Rosette-shaped Co2Mn3O8 integrated with nanoflower-like Mn–Co LDH anchored on rGO sheets: a bifunctional electrode for advanced supercapacitors and oxygen evolution reaction (OER)

Abstract

Mn–Co layered double hydroxide (LDH) is a promising electrode material for supercapacitor and oxygen evolution reaction (OER) applications due to its unique layered structure with Mn and Co active sites. However, its full potential for supercapacitor and OER applications is underutilized due to its low conductivity and limited availability of active sites.
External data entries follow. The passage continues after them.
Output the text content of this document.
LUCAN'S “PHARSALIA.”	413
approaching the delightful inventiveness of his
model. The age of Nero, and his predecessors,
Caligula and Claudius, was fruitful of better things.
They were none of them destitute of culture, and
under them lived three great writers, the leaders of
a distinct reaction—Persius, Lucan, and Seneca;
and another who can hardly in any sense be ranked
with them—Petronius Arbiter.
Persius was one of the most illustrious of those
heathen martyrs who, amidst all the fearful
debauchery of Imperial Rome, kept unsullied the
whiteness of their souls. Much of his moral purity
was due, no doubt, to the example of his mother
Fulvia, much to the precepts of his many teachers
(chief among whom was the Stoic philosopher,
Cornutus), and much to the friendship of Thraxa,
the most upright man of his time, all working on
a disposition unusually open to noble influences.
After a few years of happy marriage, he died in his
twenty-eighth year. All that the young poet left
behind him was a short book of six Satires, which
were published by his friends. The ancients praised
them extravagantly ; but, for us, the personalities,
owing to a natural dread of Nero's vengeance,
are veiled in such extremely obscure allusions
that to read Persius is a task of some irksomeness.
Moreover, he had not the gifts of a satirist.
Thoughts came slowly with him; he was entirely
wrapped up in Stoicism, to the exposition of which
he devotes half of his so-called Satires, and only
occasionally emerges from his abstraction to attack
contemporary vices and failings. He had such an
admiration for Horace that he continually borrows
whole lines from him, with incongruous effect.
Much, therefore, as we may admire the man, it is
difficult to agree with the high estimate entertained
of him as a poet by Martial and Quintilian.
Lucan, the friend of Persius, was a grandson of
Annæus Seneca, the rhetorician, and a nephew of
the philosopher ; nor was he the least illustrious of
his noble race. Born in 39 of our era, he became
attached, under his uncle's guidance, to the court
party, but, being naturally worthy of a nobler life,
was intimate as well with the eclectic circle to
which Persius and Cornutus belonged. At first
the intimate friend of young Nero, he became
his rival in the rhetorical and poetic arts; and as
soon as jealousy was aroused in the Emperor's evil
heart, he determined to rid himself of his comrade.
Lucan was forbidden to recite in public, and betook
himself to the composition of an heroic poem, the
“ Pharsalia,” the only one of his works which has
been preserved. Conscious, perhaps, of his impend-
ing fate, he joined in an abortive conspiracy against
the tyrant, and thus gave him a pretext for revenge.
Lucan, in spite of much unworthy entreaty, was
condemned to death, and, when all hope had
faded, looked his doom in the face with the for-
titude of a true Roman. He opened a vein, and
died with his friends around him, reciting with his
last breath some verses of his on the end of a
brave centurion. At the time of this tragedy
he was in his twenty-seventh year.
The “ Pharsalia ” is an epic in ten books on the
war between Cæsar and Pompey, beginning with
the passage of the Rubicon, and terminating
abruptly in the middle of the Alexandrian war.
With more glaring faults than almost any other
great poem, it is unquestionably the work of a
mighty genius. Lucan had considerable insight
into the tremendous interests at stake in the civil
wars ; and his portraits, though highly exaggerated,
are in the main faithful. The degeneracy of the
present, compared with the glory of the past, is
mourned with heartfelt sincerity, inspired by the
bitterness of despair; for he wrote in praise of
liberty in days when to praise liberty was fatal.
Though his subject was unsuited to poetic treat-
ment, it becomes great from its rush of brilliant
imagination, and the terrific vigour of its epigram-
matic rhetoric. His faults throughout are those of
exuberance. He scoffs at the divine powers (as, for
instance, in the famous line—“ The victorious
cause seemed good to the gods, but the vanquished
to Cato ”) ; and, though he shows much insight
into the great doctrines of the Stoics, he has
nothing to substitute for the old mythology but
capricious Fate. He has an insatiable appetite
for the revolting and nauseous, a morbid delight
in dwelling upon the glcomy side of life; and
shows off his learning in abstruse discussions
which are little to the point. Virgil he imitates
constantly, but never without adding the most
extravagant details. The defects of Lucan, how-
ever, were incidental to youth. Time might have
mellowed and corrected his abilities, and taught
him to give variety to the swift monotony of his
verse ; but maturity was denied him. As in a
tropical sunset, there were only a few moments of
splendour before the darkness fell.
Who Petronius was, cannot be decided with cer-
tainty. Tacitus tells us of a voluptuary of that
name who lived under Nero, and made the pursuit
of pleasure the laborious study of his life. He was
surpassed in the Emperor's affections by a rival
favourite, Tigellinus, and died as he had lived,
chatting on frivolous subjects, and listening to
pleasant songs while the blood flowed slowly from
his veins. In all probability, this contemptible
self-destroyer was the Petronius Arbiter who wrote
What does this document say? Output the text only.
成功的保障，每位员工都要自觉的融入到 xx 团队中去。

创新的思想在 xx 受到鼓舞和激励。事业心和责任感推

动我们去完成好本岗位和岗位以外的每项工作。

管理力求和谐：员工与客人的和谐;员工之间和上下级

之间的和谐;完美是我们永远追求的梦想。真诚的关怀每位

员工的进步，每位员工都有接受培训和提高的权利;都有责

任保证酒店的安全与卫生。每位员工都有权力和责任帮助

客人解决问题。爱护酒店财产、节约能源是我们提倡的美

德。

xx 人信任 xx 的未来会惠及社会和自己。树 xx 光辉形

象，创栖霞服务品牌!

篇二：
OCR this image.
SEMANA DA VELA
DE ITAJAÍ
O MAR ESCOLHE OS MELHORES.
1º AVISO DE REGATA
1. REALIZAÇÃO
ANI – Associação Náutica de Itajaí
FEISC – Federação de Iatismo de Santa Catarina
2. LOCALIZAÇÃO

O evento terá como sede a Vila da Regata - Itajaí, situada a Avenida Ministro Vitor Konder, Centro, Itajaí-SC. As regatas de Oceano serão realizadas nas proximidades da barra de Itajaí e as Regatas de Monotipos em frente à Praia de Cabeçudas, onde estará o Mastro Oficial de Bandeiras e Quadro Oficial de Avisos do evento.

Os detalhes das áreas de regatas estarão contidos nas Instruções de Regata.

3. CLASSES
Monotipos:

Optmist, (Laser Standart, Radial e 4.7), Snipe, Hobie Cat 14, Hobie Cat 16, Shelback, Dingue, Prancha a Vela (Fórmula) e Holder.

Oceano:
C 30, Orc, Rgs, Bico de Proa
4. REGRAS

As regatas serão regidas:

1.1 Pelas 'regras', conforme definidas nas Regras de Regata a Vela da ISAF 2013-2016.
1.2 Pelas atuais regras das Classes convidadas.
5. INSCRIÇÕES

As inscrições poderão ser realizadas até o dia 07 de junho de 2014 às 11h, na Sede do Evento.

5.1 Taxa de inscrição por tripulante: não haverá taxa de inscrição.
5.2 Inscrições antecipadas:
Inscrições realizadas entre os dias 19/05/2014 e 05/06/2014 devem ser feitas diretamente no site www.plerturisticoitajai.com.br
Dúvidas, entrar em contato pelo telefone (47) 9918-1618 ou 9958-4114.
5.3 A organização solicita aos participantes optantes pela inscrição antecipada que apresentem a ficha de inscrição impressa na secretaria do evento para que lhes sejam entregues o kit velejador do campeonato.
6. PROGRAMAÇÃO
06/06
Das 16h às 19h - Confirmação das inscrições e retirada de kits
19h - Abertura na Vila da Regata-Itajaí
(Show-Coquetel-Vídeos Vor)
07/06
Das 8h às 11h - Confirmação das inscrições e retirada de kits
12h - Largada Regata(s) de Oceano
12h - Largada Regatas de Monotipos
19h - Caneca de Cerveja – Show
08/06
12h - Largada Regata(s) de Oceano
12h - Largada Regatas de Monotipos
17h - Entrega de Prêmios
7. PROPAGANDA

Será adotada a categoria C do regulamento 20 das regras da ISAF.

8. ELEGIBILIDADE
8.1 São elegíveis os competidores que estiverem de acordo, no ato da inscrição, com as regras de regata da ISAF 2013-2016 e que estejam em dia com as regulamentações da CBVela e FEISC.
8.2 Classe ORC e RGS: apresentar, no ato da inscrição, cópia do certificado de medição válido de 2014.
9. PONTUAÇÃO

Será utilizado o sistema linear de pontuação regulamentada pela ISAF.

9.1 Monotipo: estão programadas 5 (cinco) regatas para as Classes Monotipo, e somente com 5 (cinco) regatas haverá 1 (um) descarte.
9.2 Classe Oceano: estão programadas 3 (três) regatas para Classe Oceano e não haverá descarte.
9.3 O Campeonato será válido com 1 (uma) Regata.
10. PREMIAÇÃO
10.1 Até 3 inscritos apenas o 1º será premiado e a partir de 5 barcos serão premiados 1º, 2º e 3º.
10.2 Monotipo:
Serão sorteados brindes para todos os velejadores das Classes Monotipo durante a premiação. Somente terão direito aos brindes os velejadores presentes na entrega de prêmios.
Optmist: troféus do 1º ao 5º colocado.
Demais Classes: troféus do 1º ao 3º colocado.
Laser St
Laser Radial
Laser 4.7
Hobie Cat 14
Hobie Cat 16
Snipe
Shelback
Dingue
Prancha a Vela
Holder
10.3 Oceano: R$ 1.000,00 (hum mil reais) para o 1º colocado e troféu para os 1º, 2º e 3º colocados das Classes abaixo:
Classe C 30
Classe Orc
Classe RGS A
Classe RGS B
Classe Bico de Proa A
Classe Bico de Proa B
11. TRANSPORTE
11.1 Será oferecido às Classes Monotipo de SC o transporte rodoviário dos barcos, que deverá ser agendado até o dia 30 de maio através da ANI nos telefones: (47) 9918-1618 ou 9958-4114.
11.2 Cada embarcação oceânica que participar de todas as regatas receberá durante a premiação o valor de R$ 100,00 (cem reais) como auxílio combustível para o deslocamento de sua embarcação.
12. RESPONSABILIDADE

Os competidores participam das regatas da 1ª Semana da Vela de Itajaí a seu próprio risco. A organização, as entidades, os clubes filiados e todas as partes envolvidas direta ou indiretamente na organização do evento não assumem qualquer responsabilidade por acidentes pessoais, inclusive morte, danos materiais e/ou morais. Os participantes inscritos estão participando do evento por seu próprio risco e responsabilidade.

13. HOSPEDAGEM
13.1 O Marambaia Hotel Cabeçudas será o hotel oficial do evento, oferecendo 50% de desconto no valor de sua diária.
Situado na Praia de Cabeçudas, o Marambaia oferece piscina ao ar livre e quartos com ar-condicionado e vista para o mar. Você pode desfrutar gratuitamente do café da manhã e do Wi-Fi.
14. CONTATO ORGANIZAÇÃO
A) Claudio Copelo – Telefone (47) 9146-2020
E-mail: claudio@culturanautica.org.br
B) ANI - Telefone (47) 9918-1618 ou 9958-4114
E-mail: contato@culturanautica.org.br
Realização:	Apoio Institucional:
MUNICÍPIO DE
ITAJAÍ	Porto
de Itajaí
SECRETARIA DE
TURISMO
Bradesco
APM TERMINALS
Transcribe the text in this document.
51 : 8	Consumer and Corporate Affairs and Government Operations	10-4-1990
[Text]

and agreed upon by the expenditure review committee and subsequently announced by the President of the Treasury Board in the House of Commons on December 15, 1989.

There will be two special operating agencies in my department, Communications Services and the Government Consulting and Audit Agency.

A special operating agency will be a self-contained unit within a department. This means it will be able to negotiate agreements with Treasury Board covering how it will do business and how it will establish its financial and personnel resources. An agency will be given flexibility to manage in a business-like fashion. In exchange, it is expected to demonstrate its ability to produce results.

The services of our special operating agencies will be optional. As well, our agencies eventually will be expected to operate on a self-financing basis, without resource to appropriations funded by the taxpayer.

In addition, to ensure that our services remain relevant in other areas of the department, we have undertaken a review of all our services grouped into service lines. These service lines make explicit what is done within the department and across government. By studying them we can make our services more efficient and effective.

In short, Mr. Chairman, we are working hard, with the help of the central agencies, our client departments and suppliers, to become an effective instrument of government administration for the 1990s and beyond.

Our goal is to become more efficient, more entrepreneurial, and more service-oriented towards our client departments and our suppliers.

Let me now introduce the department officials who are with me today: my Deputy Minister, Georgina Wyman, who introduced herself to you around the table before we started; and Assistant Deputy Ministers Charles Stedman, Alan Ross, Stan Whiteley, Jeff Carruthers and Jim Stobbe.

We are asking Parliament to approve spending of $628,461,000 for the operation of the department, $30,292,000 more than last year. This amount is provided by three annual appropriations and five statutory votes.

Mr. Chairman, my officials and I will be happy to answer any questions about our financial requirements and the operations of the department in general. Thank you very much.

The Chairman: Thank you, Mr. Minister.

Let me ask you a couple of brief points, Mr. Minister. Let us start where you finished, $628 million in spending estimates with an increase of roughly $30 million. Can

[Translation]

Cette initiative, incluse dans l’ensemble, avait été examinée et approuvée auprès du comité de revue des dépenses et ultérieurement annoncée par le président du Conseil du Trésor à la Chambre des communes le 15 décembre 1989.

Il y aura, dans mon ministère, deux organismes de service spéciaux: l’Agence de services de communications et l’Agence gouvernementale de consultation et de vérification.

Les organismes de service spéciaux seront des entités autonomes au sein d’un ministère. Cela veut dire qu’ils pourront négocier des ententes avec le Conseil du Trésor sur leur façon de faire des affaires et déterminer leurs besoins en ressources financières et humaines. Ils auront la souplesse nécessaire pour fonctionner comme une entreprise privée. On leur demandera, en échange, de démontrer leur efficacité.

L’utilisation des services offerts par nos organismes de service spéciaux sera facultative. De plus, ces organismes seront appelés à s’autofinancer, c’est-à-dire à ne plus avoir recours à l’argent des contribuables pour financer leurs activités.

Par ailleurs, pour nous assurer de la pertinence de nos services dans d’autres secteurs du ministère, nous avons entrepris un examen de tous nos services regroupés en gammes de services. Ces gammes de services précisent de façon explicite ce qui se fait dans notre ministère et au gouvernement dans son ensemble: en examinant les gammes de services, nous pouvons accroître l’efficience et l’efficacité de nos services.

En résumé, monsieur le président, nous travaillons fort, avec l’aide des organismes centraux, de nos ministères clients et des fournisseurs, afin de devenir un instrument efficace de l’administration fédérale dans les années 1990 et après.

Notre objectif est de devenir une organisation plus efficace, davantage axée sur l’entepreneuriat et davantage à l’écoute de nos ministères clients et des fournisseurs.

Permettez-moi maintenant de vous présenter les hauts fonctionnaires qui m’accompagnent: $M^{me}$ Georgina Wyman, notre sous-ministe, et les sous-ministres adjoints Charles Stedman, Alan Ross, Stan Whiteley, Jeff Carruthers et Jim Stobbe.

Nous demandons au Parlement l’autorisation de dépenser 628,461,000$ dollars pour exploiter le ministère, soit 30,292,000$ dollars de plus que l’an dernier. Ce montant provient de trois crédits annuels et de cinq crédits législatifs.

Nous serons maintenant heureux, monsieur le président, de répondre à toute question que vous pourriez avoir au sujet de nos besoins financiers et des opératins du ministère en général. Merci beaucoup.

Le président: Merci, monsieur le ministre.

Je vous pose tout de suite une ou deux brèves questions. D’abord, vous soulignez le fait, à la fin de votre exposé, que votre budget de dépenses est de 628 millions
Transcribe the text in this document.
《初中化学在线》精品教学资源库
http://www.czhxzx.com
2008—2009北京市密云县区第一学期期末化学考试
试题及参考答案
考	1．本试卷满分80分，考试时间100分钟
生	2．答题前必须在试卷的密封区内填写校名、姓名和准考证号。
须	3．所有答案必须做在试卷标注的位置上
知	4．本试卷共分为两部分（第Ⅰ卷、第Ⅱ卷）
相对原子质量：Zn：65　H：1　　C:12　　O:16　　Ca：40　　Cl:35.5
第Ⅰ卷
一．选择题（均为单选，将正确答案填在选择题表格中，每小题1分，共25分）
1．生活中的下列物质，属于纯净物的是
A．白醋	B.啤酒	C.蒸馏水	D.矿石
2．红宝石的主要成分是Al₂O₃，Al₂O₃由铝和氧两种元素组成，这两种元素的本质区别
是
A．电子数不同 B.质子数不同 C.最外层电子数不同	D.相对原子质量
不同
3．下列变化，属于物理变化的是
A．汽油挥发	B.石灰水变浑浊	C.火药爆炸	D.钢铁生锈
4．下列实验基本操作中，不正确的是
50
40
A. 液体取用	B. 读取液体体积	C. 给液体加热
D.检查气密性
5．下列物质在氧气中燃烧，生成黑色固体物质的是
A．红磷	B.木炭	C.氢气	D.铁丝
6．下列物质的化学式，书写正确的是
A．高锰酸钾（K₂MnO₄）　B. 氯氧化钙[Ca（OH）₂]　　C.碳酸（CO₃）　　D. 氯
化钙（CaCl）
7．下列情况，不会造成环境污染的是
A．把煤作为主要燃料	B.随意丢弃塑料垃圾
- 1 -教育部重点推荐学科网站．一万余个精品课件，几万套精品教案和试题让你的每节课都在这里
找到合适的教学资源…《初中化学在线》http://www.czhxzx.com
The challenges related to the super capacitive and OER properties of Mn–Co LDH are overcome by combining it with highly redox-active Co₂Mn₃O₈ and highly conductive rGO to form the Mn–Co LDH/rGO/Co₂Mn₃O₈ composite. The hierarchical rosette- and nanoflower-like Mn–Co LDH/rGO/Co₂Mn₃O₈ composite is prepared using a hydrothermal method followed by calcination. Characterization using FESEM, XRD, XPS, and Raman spectroscopy reveals a unique morphology that enhances conductivity and results in improved performance for supercapacitor and OER applications. As a result, the Mn–Co LDH/rGO/Co₂Mn₃O₈ composite demonstrates a high specific capacitance of 2500 F g⁻¹ at 1 A g⁻¹ in a 3 M KOH electrolyte. Furthermore, the asymmetric supercapacitor (ASC) device employing Mn–Co LDH/rGO/Co₂Mn₃O₈ delivers an energy density of 32 Wh kg⁻¹ at a power density of 600 W kg⁻¹. The zinc-ion supercapacitor based on Mn–Co LDH/rGO/Co₂Mn₃O₈ achieves an impressive energy density of 100 Wh kg⁻¹ at a power density of 780 W kg⁻¹. Additionally, Mn–Co LDH/rGO/Co₂Mn₃O₈ performs well for the OER, exhibiting a low overpotential of 218 mV (at 10 mA cm⁻²) and a small Tafel slope of 56.03 mV dec⁻¹ in 0.1 M KOH. This study opens promising prospects for the dual utilization of Mn–Co LDH/rGO/Co₂Mn₃O₈ in supercapacitor and OER applications.